Rutgers, The State University of New JerseyUnited States
Valery Kiryukhin is a Distinguished Professor in the Department of Physics and Astronomy at Rutgers University, where he also serves as a Member of the Graduate Faculty. His research focuses on electronic, structural, and magnetic properties of novel materials, particularly in strongly-correlated systems, quantum magnetism, and multiferroics. He leads the Rutgers Center for Emergent Materials (RCEM), emphasizing collaborations to explore spin liquids, frustrated magnets, and materials with self-organized nanostructures using advanced neutron and x-ray scattering techniques. His experimental work combines campus-based facilities with national labs like Brookhaven National Laboratory and NIST, offering students unique exposure to cutting-edge scattering facilities and crystal growth. Key areas include magnetoelectric coupling, spin-phonon interactions, and domain dynamics in antiferromagnetic materials. His group has pioneered visualization methods for antiferromagnetic domains, as seen in recent publications. Kiryukhin has received prestigious awards including the Friedrich Wilhelm Bessel Research Award, NSF CAREER Award, and Alfred P. Sloan Fellowship.

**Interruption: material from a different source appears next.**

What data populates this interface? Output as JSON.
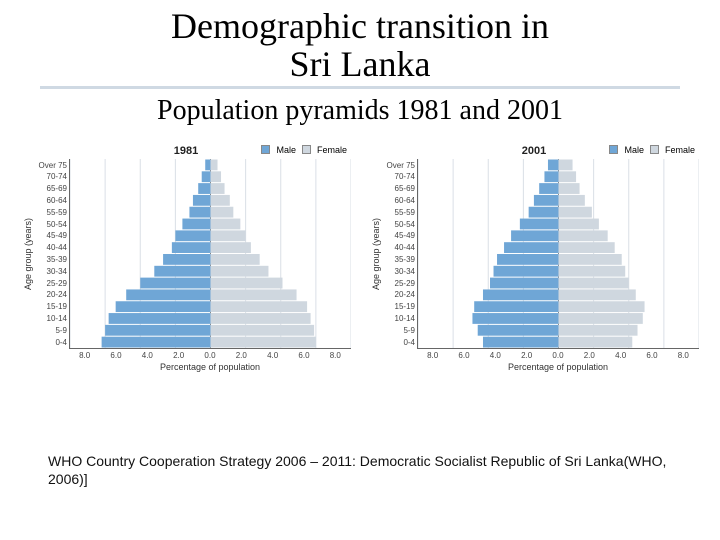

He is a Fellow of the American Physical Society (2014) and co-recipient of a W. M. Keck Foundation grant. His research bridges fundamental condensed matter physics with applications in quantum information technologies. Awards: Donald H. Jacob’s Chair in Applied Physics, Alexander von Humboldt Bessel Award, NSF CAREER Award Grants: W. M. Keck Foundation Award (2014), DOE and NSF projects Collaborations: RCEM, Brookhaven National Lab, NIST His lab provides advanced training in scattering techniques, crystallography, and interdisciplinary collaborations, shaping the next generation of materials physicists.